La tentative d’attentat de lundi est plus sérieuse que les précédentes, à la fois par l’armement de l’individu au volant de la Mégane que par son mode opératoire. Fiché S, l’homme a foncé sur une colonne de camionnettes d’un escadron de gendarmerie, ce qui présuppose, en amont, une capacité de repérage et, de par son armement, une kalashnikov et plusieurs armes de poing alors que la voiture était piégée, qu’il ne s’agit pas, comme dans les attaques antérieures (Louvre, Champs, parvis de Notre-Dame) d’une opération lancée par un individu isolé.

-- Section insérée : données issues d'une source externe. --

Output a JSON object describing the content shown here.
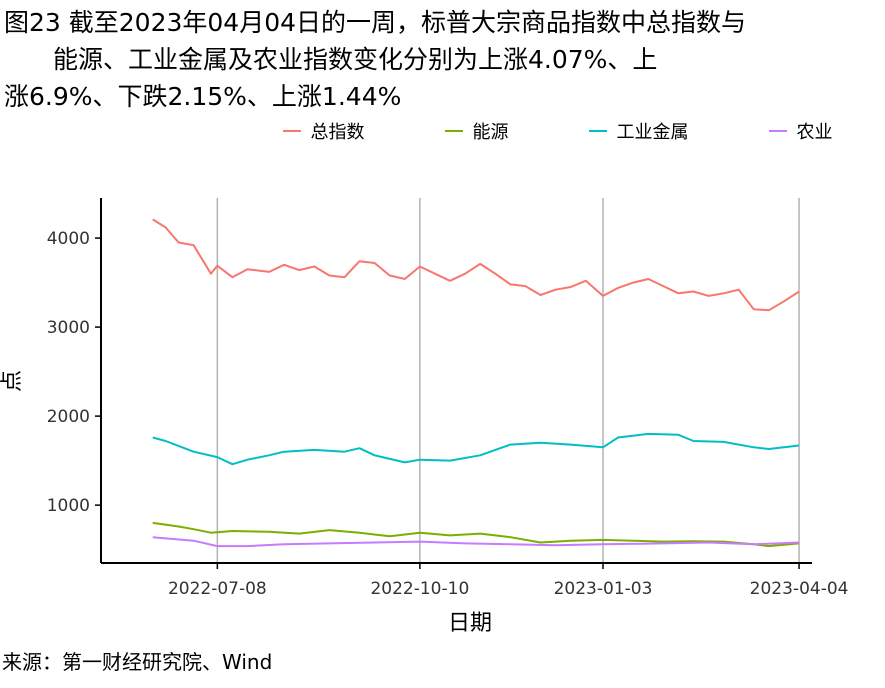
{
  "figure": {
    "title_lines": [
      "图23  截至2023年04月04日的一周，标普大宗商品指数中总指数与",
      "能源、工业金属及农业指数变化分别为上涨4.07%、上",
      "涨6.9%、下跌2.15%、上涨1.44%"
    ],
    "source": "来源：第一财经研究院、Wind"
  },
  "chart_data": {
    "type": "line",
    "xlabel": "日期",
    "ylabel": "点",
    "x_ticks": [
      "2022-07-08",
      "2022-10-10",
      "2023-01-03",
      "2023-04-04"
    ],
    "xlim": [
      "2022-05-15",
      "2023-04-10"
    ],
    "ylim": [
      350,
      4450
    ],
    "y_ticks": [
      1000,
      2000,
      3000,
      4000
    ],
    "grid": "vertical lines at x ticks",
    "legend_position": "top",
    "series": [
      {
        "name": "总指数",
        "color": "#F8766D",
        "points": [
          [
            "2022-06-08",
            4210
          ],
          [
            "2022-06-14",
            4120
          ],
          [
            "2022-06-20",
            3950
          ],
          [
            "2022-06-27",
            3920
          ],
          [
            "2022-07-05",
            3600
          ],
          [
            "2022-07-08",
            3690
          ],
          [
            "2022-07-15",
            3560
          ],
          [
            "2022-07-22",
            3650
          ],
          [
            "2022-08-01",
            3620
          ],
          [
            "2022-08-08",
            3700
          ],
          [
            "2022-08-15",
            3640
          ],
          [
            "2022-08-22",
            3680
          ],
          [
            "2022-08-29",
            3580
          ],
          [
            "2022-09-05",
            3560
          ],
          [
            "2022-09-12",
            3740
          ],
          [
            "2022-09-19",
            3720
          ],
          [
            "2022-09-26",
            3580
          ],
          [
            "2022-10-03",
            3540
          ],
          [
            "2022-10-10",
            3680
          ],
          [
            "2022-10-17",
            3600
          ],
          [
            "2022-10-24",
            3520
          ],
          [
            "2022-10-31",
            3600
          ],
          [
            "2022-11-07",
            3710
          ],
          [
            "2022-11-14",
            3600
          ],
          [
            "2022-11-21",
            3480
          ],
          [
            "2022-11-28",
            3460
          ],
          [
            "2022-12-05",
            3360
          ],
          [
            "2022-12-12",
            3420
          ],
          [
            "2022-12-19",
            3450
          ],
          [
            "2022-12-26",
            3520
          ],
          [
            "2023-01-03",
            3350
          ],
          [
            "2023-01-10",
            3440
          ],
          [
            "2023-01-17",
            3500
          ],
          [
            "2023-01-24",
            3540
          ],
          [
            "2023-01-31",
            3460
          ],
          [
            "2023-02-07",
            3380
          ],
          [
            "2023-02-14",
            3400
          ],
          [
            "2023-02-21",
            3350
          ],
          [
            "2023-02-28",
            3380
          ],
          [
            "2023-03-07",
            3420
          ],
          [
            "2023-03-14",
            3200
          ],
          [
            "2023-03-21",
            3190
          ],
          [
            "2023-03-28",
            3290
          ],
          [
            "2023-04-04",
            3400
          ]
        ]
      },
      {
        "name": "能源",
        "color": "#7CAE00",
        "points": [
          [
            "2022-06-08",
            800
          ],
          [
            "2022-06-20",
            760
          ],
          [
            "2022-06-27",
            730
          ],
          [
            "2022-07-05",
            690
          ],
          [
            "2022-07-15",
            710
          ],
          [
            "2022-08-01",
            700
          ],
          [
            "2022-08-15",
            680
          ],
          [
            "2022-08-29",
            720
          ],
          [
            "2022-09-12",
            690
          ],
          [
            "2022-09-26",
            650
          ],
          [
            "2022-10-10",
            690
          ],
          [
            "2022-10-24",
            660
          ],
          [
            "2022-11-07",
            680
          ],
          [
            "2022-11-21",
            640
          ],
          [
            "2022-12-05",
            580
          ],
          [
            "2022-12-19",
            600
          ],
          [
            "2023-01-03",
            610
          ],
          [
            "2023-01-17",
            600
          ],
          [
            "2023-01-31",
            590
          ],
          [
            "2023-02-14",
            595
          ],
          [
            "2023-02-28",
            590
          ],
          [
            "2023-03-14",
            560
          ],
          [
            "2023-03-21",
            540
          ],
          [
            "2023-04-04",
            570
          ]
        ]
      },
      {
        "name": "工业金属",
        "color": "#00BFC4",
        "points": [
          [
            "2022-06-08",
            1760
          ],
          [
            "2022-06-14",
            1720
          ],
          [
            "2022-06-27",
            1600
          ],
          [
            "2022-07-08",
            1540
          ],
          [
            "2022-07-15",
            1460
          ],
          [
            "2022-07-22",
            1510
          ],
          [
            "2022-08-01",
            1560
          ],
          [
            "2022-08-08",
            1600
          ],
          [
            "2022-08-22",
            1620
          ],
          [
            "2022-09-05",
            1600
          ],
          [
            "2022-09-12",
            1640
          ],
          [
            "2022-09-19",
            1560
          ],
          [
            "2022-10-03",
            1480
          ],
          [
            "2022-10-10",
            1510
          ],
          [
            "2022-10-24",
            1500
          ],
          [
            "2022-11-07",
            1560
          ],
          [
            "2022-11-21",
            1680
          ],
          [
            "2022-12-05",
            1700
          ],
          [
            "2022-12-19",
            1680
          ],
          [
            "2023-01-03",
            1650
          ],
          [
            "2023-01-10",
            1760
          ],
          [
            "2023-01-24",
            1800
          ],
          [
            "2023-02-07",
            1790
          ],
          [
            "2023-02-14",
            1720
          ],
          [
            "2023-02-28",
            1710
          ],
          [
            "2023-03-14",
            1650
          ],
          [
            "2023-03-21",
            1630
          ],
          [
            "2023-04-04",
            1670
          ]
        ]
      },
      {
        "name": "农业",
        "color": "#C77CFF",
        "points": [
          [
            "2022-06-08",
            640
          ],
          [
            "2022-06-27",
            600
          ],
          [
            "2022-07-08",
            540
          ],
          [
            "2022-07-22",
            540
          ],
          [
            "2022-08-08",
            560
          ],
          [
            "2022-08-29",
            570
          ],
          [
            "2022-09-19",
            580
          ],
          [
            "2022-10-10",
            590
          ],
          [
            "2022-10-31",
            570
          ],
          [
            "2022-11-21",
            560
          ],
          [
            "2022-12-12",
            550
          ],
          [
            "2023-01-03",
            560
          ],
          [
            "2023-01-31",
            570
          ],
          [
            "2023-02-21",
            580
          ],
          [
            "2023-03-14",
            560
          ],
          [
            "2023-04-04",
            580
          ]
        ]
      }
    ]
  }
}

S’étant tué au cours de la collision volontaire, selon la thèse du Parquet anti-terroriste, ou abattu par les gendarmes, peu d’informations filtrent quant à l’identité de l’auteur de cette tentative d’attentat, qui s’appellerait Adam D., alors que de premières perquisitions ont déjà commencé dans la nuit de lundi à mardi.

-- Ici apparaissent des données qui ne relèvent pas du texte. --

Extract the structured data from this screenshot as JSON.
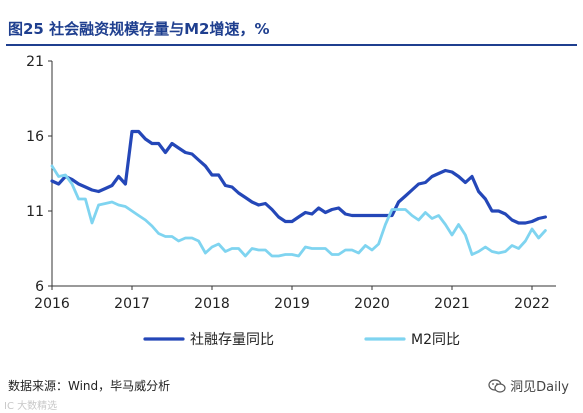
{
  "header": {
    "title": "图25 社会融资规模存量与M2增速，%"
  },
  "footer": {
    "source": "数据来源：Wind，毕马威分析"
  },
  "watermark": {
    "left": "IC 大数精选",
    "right": "洞见Daily",
    "icon": "wechat-icon"
  },
  "colors": {
    "title": "#1f3f8f",
    "tsf": "#2447b8",
    "m2": "#7fd4f0"
  },
  "chart_data": {
    "type": "line",
    "title": "图25 社会融资规模存量与M2增速，%",
    "xlabel": "",
    "ylabel": "",
    "ylim": [
      6,
      21
    ],
    "yticks": [
      6,
      11,
      16,
      21
    ],
    "xlim": [
      2016.0,
      2022.3
    ],
    "xticks": [
      2016,
      2017,
      2018,
      2019,
      2020,
      2021,
      2022
    ],
    "xtick_labels": [
      "2016",
      "2017",
      "2018",
      "2019",
      "2020",
      "2021",
      "2022"
    ],
    "ytick_labels": [
      "6",
      "11",
      "16",
      "21"
    ],
    "grid": false,
    "legend_position": "bottom",
    "series": [
      {
        "name": "社融存量同比",
        "x": [
          2016.0,
          2016.083,
          2016.167,
          2016.25,
          2016.333,
          2016.417,
          2016.5,
          2016.583,
          2016.667,
          2016.75,
          2016.833,
          2016.917,
          2017.0,
          2017.083,
          2017.167,
          2017.25,
          2017.333,
          2017.417,
          2017.5,
          2017.583,
          2017.667,
          2017.75,
          2017.833,
          2017.917,
          2018.0,
          2018.083,
          2018.167,
          2018.25,
          2018.333,
          2018.417,
          2018.5,
          2018.583,
          2018.667,
          2018.75,
          2018.833,
          2018.917,
          2019.0,
          2019.083,
          2019.167,
          2019.25,
          2019.333,
          2019.417,
          2019.5,
          2019.583,
          2019.667,
          2019.75,
          2019.833,
          2019.917,
          2020.0,
          2020.083,
          2020.167,
          2020.25,
          2020.333,
          2020.417,
          2020.5,
          2020.583,
          2020.667,
          2020.75,
          2020.833,
          2020.917,
          2021.0,
          2021.083,
          2021.167,
          2021.25,
          2021.333,
          2021.417,
          2021.5,
          2021.583,
          2021.667,
          2021.75,
          2021.833,
          2021.917,
          2022.0,
          2022.083,
          2022.167
        ],
        "values": [
          13.0,
          12.8,
          13.3,
          13.1,
          12.8,
          12.6,
          12.4,
          12.3,
          12.5,
          12.7,
          13.3,
          12.8,
          16.3,
          16.3,
          15.8,
          15.5,
          15.5,
          14.9,
          15.5,
          15.2,
          14.9,
          14.8,
          14.4,
          14.0,
          13.4,
          13.4,
          12.7,
          12.6,
          12.2,
          11.9,
          11.6,
          11.4,
          11.5,
          11.1,
          10.6,
          10.3,
          10.3,
          10.6,
          10.9,
          10.8,
          11.2,
          10.9,
          11.1,
          11.2,
          10.8,
          10.7,
          10.7,
          10.7,
          10.7,
          10.7,
          10.7,
          10.7,
          11.6,
          12.0,
          12.4,
          12.8,
          12.9,
          13.3,
          13.5,
          13.7,
          13.6,
          13.3,
          12.9,
          13.3,
          12.3,
          11.8,
          11.0,
          11.0,
          10.8,
          10.4,
          10.2,
          10.2,
          10.3,
          10.5,
          10.6
        ]
      },
      {
        "name": "M2同比",
        "x": [
          2016.0,
          2016.083,
          2016.167,
          2016.25,
          2016.333,
          2016.417,
          2016.5,
          2016.583,
          2016.667,
          2016.75,
          2016.833,
          2016.917,
          2017.0,
          2017.083,
          2017.167,
          2017.25,
          2017.333,
          2017.417,
          2017.5,
          2017.583,
          2017.667,
          2017.75,
          2017.833,
          2017.917,
          2018.0,
          2018.083,
          2018.167,
          2018.25,
          2018.333,
          2018.417,
          2018.5,
          2018.583,
          2018.667,
          2018.75,
          2018.833,
          2018.917,
          2019.0,
          2019.083,
          2019.167,
          2019.25,
          2019.333,
          2019.417,
          2019.5,
          2019.583,
          2019.667,
          2019.75,
          2019.833,
          2019.917,
          2020.0,
          2020.083,
          2020.167,
          2020.25,
          2020.333,
          2020.417,
          2020.5,
          2020.583,
          2020.667,
          2020.75,
          2020.833,
          2020.917,
          2021.0,
          2021.083,
          2021.167,
          2021.25,
          2021.333,
          2021.417,
          2021.5,
          2021.583,
          2021.667,
          2021.75,
          2021.833,
          2021.917,
          2022.0,
          2022.083,
          2022.167
        ],
        "values": [
          14.0,
          13.3,
          13.4,
          12.8,
          11.8,
          11.8,
          10.2,
          11.4,
          11.5,
          11.6,
          11.4,
          11.3,
          11.0,
          10.7,
          10.4,
          10.0,
          9.5,
          9.3,
          9.3,
          9.0,
          9.2,
          9.2,
          9.0,
          8.2,
          8.6,
          8.8,
          8.3,
          8.5,
          8.5,
          8.0,
          8.5,
          8.4,
          8.4,
          8.0,
          8.0,
          8.1,
          8.1,
          8.0,
          8.6,
          8.5,
          8.5,
          8.5,
          8.1,
          8.1,
          8.4,
          8.4,
          8.2,
          8.7,
          8.4,
          8.8,
          10.1,
          11.1,
          11.1,
          11.1,
          10.7,
          10.4,
          10.9,
          10.5,
          10.7,
          10.1,
          9.4,
          10.1,
          9.4,
          8.1,
          8.3,
          8.6,
          8.3,
          8.2,
          8.3,
          8.7,
          8.5,
          9.0,
          9.8,
          9.2,
          9.7
        ]
      }
    ]
  }
}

Enfonçant des portes ouvertes, Gérard Collomb, nouveau ministre de l’Intérieur de Macron, s’est rendu à proximité du square de Marigny pour souligner d’un air grave devant les journalistes qu’à « nouveau les forces de sécurité [avaient] été visées » et que « le niveau de menace [était] élevé ». Au même moment, comme si de rien n’était et que les deux situations n’étaient pas liées, Macron recevait à l’Élysée Abdallah II de Jordanie, monarque-dictateur, marionnette aux mains des occidentaux, grand-ami de la coalition anti-Daech et inquiet de la stabilité du royaume hachémite, menacée par le chaos régional contre lequel il souhaite lutter en s’appuyant plus que jamais sur les impérialistes. Parallèlement, les frappes contre l’Irak et la Syrie, dans le cadre de la « reconquête » de Mossoul et de Raqqa, se poursuivent, avec leur cortège de « dommages collatéraux » et avec tout ce que cela implique en termes de renforcement du régime fantoche irakien et, pour la Syrie, du camp de Bachar al-Assad et de l’opposition pro-impérialiste.

Dans ce cadre, avec une poursuite voire un renforcement de l’ingérence, de l’immixtion et de la déstabilisation de la région par les impérialistes, Paris en tête, on ne peut s’attendre qu’à un accroissement des actions terroristes djihadistes. A mesure où Daech va perdre du terrain, l’organisation va augmenter ses actions asymétriques, dans le monde arabe, première cible des attentats, mais également en Europe, par le biais de ses réseaux.

Mais pour Gérard Collomb comme pour ses prédécesseurs socialistes, la solution passe par une consolidation des lois liberticides. Les attentats renforcent l’autoritarisme du pouvoir qui les instrumentalise pour justifier les mesures qui sont prises. Collomb a ainsi avancé que non seulement il « proposerai[t] en Conseil des ministres [du 21 juin] une loi permettant de maintenir l’état d’urgence » mais qu’il escomptait également, « pour mieux sortir de l’urgence tout en maintenant des conditions de sécurité élevée et protéger efficacement […], prendre des mesures […] pour empêcher les attentats ». Jusqu’à présent, la fuite en avant liberticide a surtout fait le lit de toutes les justifications visant à restreindre durablement nos droits démocratiques, tout en accroissant le niveau d’interventionnisme impérialiste à l’extérieur. Un cercle vicieux dont ce gouvernement, comme le précédent, compte bien tirer parti.